“UN ALTRO MARE” DI CLAUDIO MAGRIS: LA RECENSIONE

 

di Miriam Bocchino

 

“Un altro mare” di Claudio Magris, edito dalla Garzanti, è un romanzo dalla penna elegante e sapiente. Le parole forbite ma mai artefatte riescono a condurre il lettore nella vita del suo protagonista, Enrico Mreule.

Partito su una nave diretto per il Sudamerica, per sfuggire al militare, giunge in Patagonia. Lungo il viaggio entriamo interamente in contatto con i suoi pensieri: ricordi di ieri e poche illusioni verso il futuro che lo attende.

Solca i mari Enrico, così come i pensieri. Ci conduce nella sua vita, quella appena abbandonata. L’autore ci presenta il protagonista sin dalle prime pagine.

“Enrico Mreule nato a Rubbia il 1° giugno 1886 da fu Gregorio e Giulia Venier, residente a Gorizia via Petrarca 3/1 dal 1888, maturità conseguita nell’imperialregio ginnasio…”.

Parte Enrico il 28 novembre 1909, alla soglia della Prima guerra mondiale, senza avvertire nessuno, se non i due amici di sempre, Nino e l’insostituibile Carlo, “l’amico che doveva empirmi tutto lo spazio ed essermi il mondo, ciò che io cercava”.
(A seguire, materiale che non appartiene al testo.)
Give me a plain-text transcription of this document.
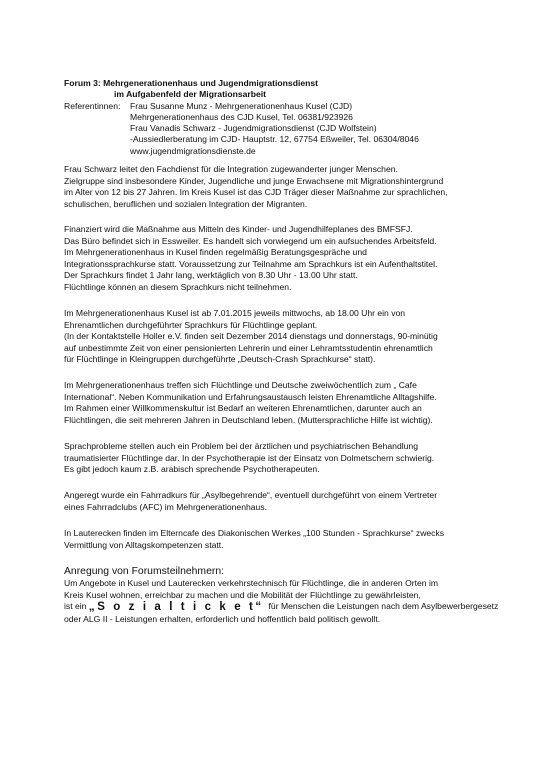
Forum 3: Mehrgenerationenhaus und Jugendmigrationsdienst
im Aufgabenfeld der Migrationsarbeit
Referentinnen: Frau Susanne Munz - Mehrgenerationenhaus Kusel (CJD)
Mehrgenerationenhaus des CJD Kusel, Tel. 06381/923926
Frau Vanadis Schwarz - Jugendmigrationsdienst (CJD Wolfstein)
-Aussiedlerberatung im CJD- Hauptstr. 12, 67754 Eßweiler, Tel. 06304/8046
www.jugendmigrationsdienste.de

Frau Schwarz leitet den Fachdienst für die Integration zugewanderter junger Menschen.

Zielgruppe sind insbesondere Kinder, Jugendliche und junge Erwachsene mit Migrationshintergrund

im Alter von 12 bis 27 Jahren. Im Kreis Kusel ist das CJD Träger dieser Maßnahme zur sprachlichen,

schulischen, beruflichen und sozialen Integration der Migranten.

Finanziert wird die Maßnahme aus Mitteln des Kinder- und Jugendhilfeplanes des BMFSFJ.

Das Büro befindet sich in Essweiler. Es handelt sich vorwiegend um ein aufsuchendes Arbeitsfeld.

Im Mehrgenerationenhaus in Kusel finden regelmäßig Beratungsgespräche und

Integrationssprachkurse statt. Voraussetzung zur Teilnahme am Sprachkurs ist ein Aufenthaltstitel.

Der Sprachkurs findet 1 Jahr lang, werktäglich von 8.30 Uhr - 13.00 Uhr statt.

Flüchtlinge können an diesem Sprachkurs nicht teilnehmen.

Im Mehrgenerationenhaus Kusel ist ab 7.01.2015 jeweils mittwochs, ab 18.00 Uhr ein von

Ehrenamtlichen durchgeführter Sprachkurs für Flüchtlinge geplant.

(In der Kontaktstelle Holler e.V. finden seit Dezember 2014 dienstags und donnerstags, 90-minütig

auf unbestimmte Zeit von einer pensionierten Lehrerin und einer Lehramtsstudentin ehrenamtlich

für Flüchtlinge in Kleingruppen durchgeführte „Deutsch-Crash Sprachkurse“ statt).

Im Mehrgenerationenhaus treffen sich Flüchtlinge und Deutsche zweiwöchentlich zum „ Cafe

International“. Neben Kommunikation und Erfahrungsaustausch leisten Ehrenamtliche Alltagshilfe.

Im Rahmen einer Willkommenskultur ist Bedarf an weiteren Ehrenamtlichen, darunter auch an

Flüchtlingen, die seit mehreren Jahren in Deutschland leben. (Muttersprachliche Hilfe ist wichtig).

Sprachprobleme stellen auch ein Problem bei der ärztlichen und psychiatrischen Behandlung

traumatisierter Flüchtlinge dar. In der Psychotherapie ist der Einsatz von Dolmetschern schwierig.

Es gibt jedoch kaum z.B. arabisch sprechende Psychotherapeuten.

Angeregt wurde ein Fahrradkurs für „Asylbegehrende“, eventuell durchgeführt von einem Vertreter

eines Fahrradclubs (AFC) im Mehrgenerationenhaus.

In Lauterecken finden im Elterncafe des Diakonischen Werkes „100 Stunden - Sprachkurse“ zwecks

Vermittlung von Alltagskompetenzen statt.

Anregung von Forumsteilnehmern:

Um Angebote in Kusel und Lauterecken verkehrstechnisch für Flüchtlinge, die in anderen Orten im

Kreis Kusel wohnen, erreichbar zu machen und die Mobilität der Flüchtlinge zu gewährleisten,

ist ein „S o z i a l t i c k e t“ für Menschen die Leistungen nach dem Asylbewerbergesetz

oder ALG II - Leistungen erhalten, erforderlich und hoffentlich bald politisch gewollt.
Sulla nave “Columbia” Enrico porta con sé la sua esistenza, plasmata dalla presenza di Carlo che è, per egli, essenza insostituibile. Il lettore ne prenderà totalmente coscienza nelle pieghe delle pagine; la vita di Enrico diventerà reminiscenza di quella di Carlo, soprattutto quando l’amico morirà.

“Su quella nave che ora fila nell’Atlantico, Enrico sta correndo per correre oppure per arrivare, per aver già corso e vissuto?”
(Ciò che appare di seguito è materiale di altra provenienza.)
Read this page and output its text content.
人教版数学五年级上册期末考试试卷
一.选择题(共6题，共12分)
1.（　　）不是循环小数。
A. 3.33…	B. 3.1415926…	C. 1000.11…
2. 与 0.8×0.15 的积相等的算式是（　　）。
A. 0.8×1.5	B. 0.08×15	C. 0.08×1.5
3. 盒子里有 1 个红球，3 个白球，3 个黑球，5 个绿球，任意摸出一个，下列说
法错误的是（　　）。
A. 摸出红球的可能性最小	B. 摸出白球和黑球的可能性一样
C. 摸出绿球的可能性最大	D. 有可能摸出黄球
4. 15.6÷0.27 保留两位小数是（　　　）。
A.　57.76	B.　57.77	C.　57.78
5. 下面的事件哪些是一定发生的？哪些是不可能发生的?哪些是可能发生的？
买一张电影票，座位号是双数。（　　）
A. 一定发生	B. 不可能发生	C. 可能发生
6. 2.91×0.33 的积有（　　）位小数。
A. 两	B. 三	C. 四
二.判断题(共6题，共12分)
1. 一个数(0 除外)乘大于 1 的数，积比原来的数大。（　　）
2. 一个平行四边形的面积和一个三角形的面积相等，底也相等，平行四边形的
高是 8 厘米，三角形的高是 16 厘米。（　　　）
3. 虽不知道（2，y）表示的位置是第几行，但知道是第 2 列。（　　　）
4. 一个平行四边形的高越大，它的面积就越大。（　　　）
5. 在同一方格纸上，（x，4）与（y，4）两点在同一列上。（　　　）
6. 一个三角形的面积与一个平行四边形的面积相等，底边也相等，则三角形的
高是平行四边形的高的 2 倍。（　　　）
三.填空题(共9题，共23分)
La sua figura diverrà estraniante per il lettore, il quale non riuscirà mai totalmente a comprendere Enrico.

Egli da persona erudita, gran conoscitore delle lingue giunge ad una vita di stenti, di mancanza di agi e di solitudine; solitudine non data dalla condizione di povertà in cui si trova a vivere in Patagonia, come gaucho, ma dal desiderio che quella solitudine diventi sua amica, anche quando la vita lo riporterà indietro, nella sua terra natia.

“Questo viaggio non sarà una fuga, partire un po’ morire, ma vivere, essere, stare fermi. Saranno le paure, le ambizioni, le mete a fuggire e a svanire”.

Magris ci racconta un personaggio che pare privo di pulsazioni; un protagonista alienante nel suo essere diverso da ciò che gli esseri umani crediamo debbano essere.

Egli pare parvenza e ricordo; ricordo di una vita giovanile vissuta con Carlo, Nino, Paula, Argia e Carla. Presenze del passato che porterà con sé in eterno, rifuggendo gli altri esseri umani, considerati privi della loro grandezza.

In Patagonia Enrico vivrà la sua solitudine, tra il rumore della natura e quello degli animali.

“Non conta i giorni, né le settimane, calcola il tempo secondo unità più elastiche e labili, la prima folata di nevischio, lo scolorire dell’erba, il periodo dell’accoppiamento del guanaco.”

Solo la filosofia a fargli compagnia, alla ricerca di un’ideale di perfezione che la vita non possiede. È stato Carlo a insignirlo di quel compito, a rappresentarlo come colui che possiede la verità e la libertà.

“Se Carlo vuole così, Enrico farà il cammino, cambierà cerchio, salirà là dove la libertà e il silenzio di chi nulla chiede splendono e scaldano le cime degli alberi nel rosso del tramonto.”

Il rientro a Gorizia, dopo anni di lontananza, sarà per Enrico estraniante, nulla è più uguale e più che un rientro pare un nuovo inizio.Enrico è cambiato e ritornato ancora più ostico nei confronti degli ornamenti dell’esistenza, ligio alle regole e alle leggi, anche quando si rende conto che la durezza è eccessiva.

Sullo sfondo la guerra, l’avvento del comunismo, con i suoi morti e i suoi poveri. Anche Enrico, che rifugge ogni pensiero politico, ne diviene per un attimo il protagonista. Enrico, infine, si rifugia a Salvore, sulla punta dell’Istria, alla ricerca di un’esistenza di cui, a noi lettori, rimane il mistero dell’anima.

“Non scrivere, non decidere, non avere fretta; tenersi all’argia, alla quiete, stare immobili come una quercia a guardare il mare”.

Quale mistero cela uno sguardo che osserva al di là del mare?